Chapitre Deux
This face which earns a mother's fear and loathing. A mask, my first, unfeeling scrap of clothing.
-France, 1840 ~ Cosette's P.O.V.-
Four years passed since Erik was born. He was a strong, beautiful, and healthy child. He was so sweet and loving. It was so hard for me to look at him with hate in my eyes but love in my heart. He looked at me with such innocent love. His first word four years ago was "Maman!" and I had to act with hate. I hated myself for doing it, but there was nothing that could be done about it.
"I love you, Maman." Erik said suddenly one day. I couldn't reply how I so desperately wanted to. "I love you too." I whispered under my breath before I replied, "That's wonderful." Erik's big, beautiful yellow eyes welled up with tears. "Do you love me, Maman?" He cried softly. I turned my head to avoid him seeing me cry. I wanted to say, "Of course I love you!" But I couldn't. Instead, I just didn't reply.
Another day, long after Erik's bedtime, I sat on my bed, sobbing. I didn't notice him creak open the door with his little fingers and stare up at me. "Maman?" He asked softly. I gasped and turned to face my beautiful boy. "Yes Erik." I replied softly. "Why are you crying? Are you hurt?" He asked me innocently. I wish I could tell him exactly how much I was hurting. "No, Erik. I-I'm not hurt. I was just thinking about your Papa." I said quietly. I didn't have the heart to be mean to him tonight.

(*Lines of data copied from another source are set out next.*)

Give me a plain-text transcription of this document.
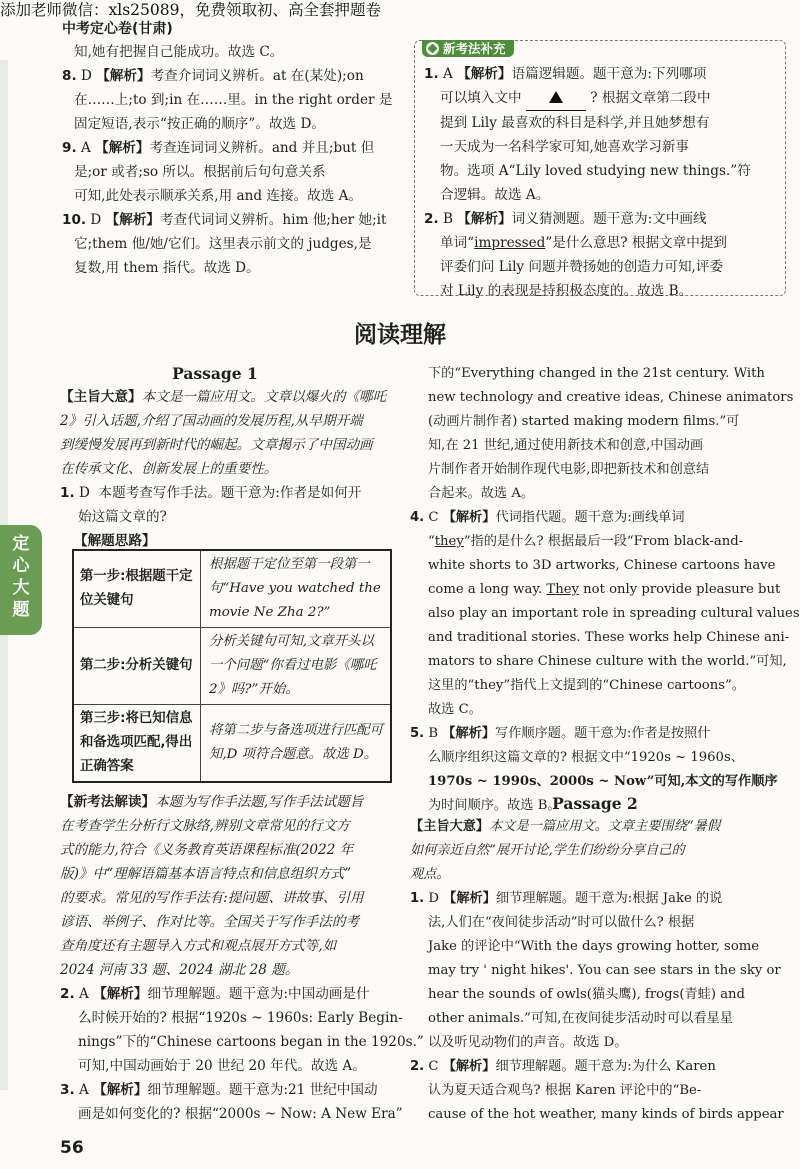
添加老师微信：xls25089，免费领取初、高全套押题卷
中考定心卷(甘肃)
定
心
大
题
知,她有把握自己能成功。故选 C。
8. D 【解析】考查介词词义辨析。at 在(某处);on
在……上;to 到;in 在……里。in the right order 是
固定短语,表示“按正确的顺序”。故选 D。
9. A 【解析】考查连词词义辨析。and 并且;but 但
是;or 或者;so 所以。根据前后句句意关系
可知,此处表示顺承关系,用 and 连接。故选 A。
10. D 【解析】考查代词词义辨析。him 他;her 她;it
它;them 他/她/它们。这里表示前文的 judges,是
复数,用 them 指代。故选 D。
新考法补充
1. A 【解析】语篇逻辑题。题干意为:下列哪项
可以填入文中	? 根据文章第二段中
提到 Lily 最喜欢的科目是科学,并且她梦想有
一天成为一名科学家可知,她喜欢学习新事
物。选项 A“Lily loved studying new things.”符
合逻辑。故选 A。
2. B 【解析】词义猜测题。题干意为:文中画线
单词“impressed”是什么意思? 根据文章中提到
评委们问 Lily 问题并赞扬她的创造力可知,评委
对 Lily 的表现是持积极态度的。故选 B。
阅读理解
Passage 1
【主旨大意】本文是一篇应用文。文章以爆火的《哪吒
2》引入话题,介绍了国动画的发展历程,从早期开端
到缓慢发展再到新时代的崛起。文章揭示了中国动画
在传承文化、创新发展上的重要性。
1. D 本题考查写作手法。题干意为:作者是如何开
始这篇文章的?
【解题思路】
第一步:根据题干定位关键句	根据题干定位至第一段第一句“Have you watched the movie Ne Zha 2?”
第二步:分析关键句	分析关键句可知,文章开头以一个问题“你看过电影《哪吒2》吗?”开始。
第三步:将已知信息和备选项匹配,得出正确答案	将第二步与备选项进行匹配可知,D 项符合题意。故选 D。
【新考法解读】本题为写作手法题,写作手法试题旨
在考查学生分析行文脉络,辨别文章常见的行文方
式的能力,符合《义务教育英语课程标准(2022 年
版)》中“理解语篇基本语言特点和信息组织方式”
的要求。常见的写作手法有:提问题、讲故事、引用
谚语、举例子、作对比等。全国关于写作手法的考
查角度还有主题导入方式和观点展开方式等,如
2024 河南 33 题、2024 湖北 28 题。
2. A 【解析】细节理解题。题干意为:中国动画是什
么时候开始的? 根据“1920s ~ 1960s: Early Begin-
nings”下的“Chinese cartoons began in the 1920s.”
可知,中国动画始于 20 世纪 20 年代。故选 A。
3. A 【解析】细节理解题。题干意为:21 世纪中国动
画是如何变化的? 根据“2000s ~ Now: A New Era”
下的“Everything changed in the 21st century. With
new technology and creative ideas, Chinese animators
(动画片制作者) started making modern films.”可
知,在 21 世纪,通过使用新技术和创意,中国动画
片制作者开始制作现代电影,即把新技术和创意结
合起来。故选 A。
4. C 【解析】代词指代题。题干意为:画线单词
“they”指的是什么? 根据最后一段“From black-and-
white shorts to 3D artworks, Chinese cartoons have
come a long way. They not only provide pleasure but
also play an important role in spreading cultural values
and traditional stories. These works help Chinese ani-
mators to share Chinese culture with the world.”可知,
这里的“they”指代上文提到的“Chinese cartoons”。
故选 C。
5. B 【解析】写作顺序题。题干意为:作者是按照什
么顺序组织这篇文章的? 根据文中“1920s ~ 1960s、
1970s ~ 1990s、2000s ~ Now”可知,本文的写作顺序
为时间顺序。故选 B。
Passage 2
【主旨大意】本文是一篇应用文。文章主要围绕“暑假
如何亲近自然”展开讨论,学生们纷纷分享自己的
观点。
1. D 【解析】细节理解题。题干意为:根据 Jake 的说
法,人们在“夜间徒步活动”时可以做什么? 根据
Jake 的评论中“With the days growing hotter, some
may try ' night hikes'. You can see stars in the sky or
hear the sounds of owls(猫头鹰), frogs(青蛙) and
other animals.”可知,在夜间徒步活动时可以看星星
以及听见动物们的声音。故选 D。
2. C 【解析】细节理解题。题干意为:为什么 Karen
认为夏天适合观鸟? 根据 Karen 评论中的“Be-
cause of the hot weather, many kinds of birds appear
56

"What was Papa like?" Erik asked me sweetly. "Erik, you really should get to bed." I told him sternly. He looked up at me sweetly, begging for me to tell him about Marius. "Not tonight, Erik. Maybe some other time. I promise I will tell you about him soon. Okay?" I tried again. Erik nodded and gave me a hug. "Goodnight Maman. I love you. I hope you're not sad anymore." He whispered to me. I smiled. "I lo- I mean, Goodnight Erik." I said softly. "I love you." I whispered as he left my room.
Erik had never seen his face before because I loved him too much to inflict that kind of pain on him. I realized that if I was going to act like I hated him, I might as well play the part as much as it killed me. I started sewing a mask in secret, a mask that would hide his face from the world.
One day, Erik caught me as I was finishing the mask. He was 5 years old at the time. "Maman? What is that?" he asked cautiously. I held up the mask made out of old clothing that was rough and unloved. "Erik, my son, I think it's time you saw your face for the first time." I said nonchalantly, but my heart felt grave. I led him to our only mirror and with a heavy heart, showed him his face.
His blood-curdling scream will forever haunt me. He screamed for a long time after seeing his horrifying face. "Maman! It's a monster! Save me!" He screamed hysterically. "The only thing that will save you is this mask." I said coldly and held up the mask. Erik quickly grabbed it and put it on his face. He cried and cried for a long time after that, and I couldn't comfort him. I just scared him for life and I felt like the worst person in the world.
They say there is a small line between hatred and love. I once used to love myself, but now I think I crossed that line. I completely loathed myself, not my son like he was led to believe. But there was no going back now. My poor Erik would be sent on the worst journey of his life come his 6th birthday.
Author's Note: Cosette is very cruel in this, and I hope y'all understand that it's because she's gone absolutely crazy. She loves her son but fears for his life, so she pretends like she hates him. It's essential for this part of the story, however sad it may be.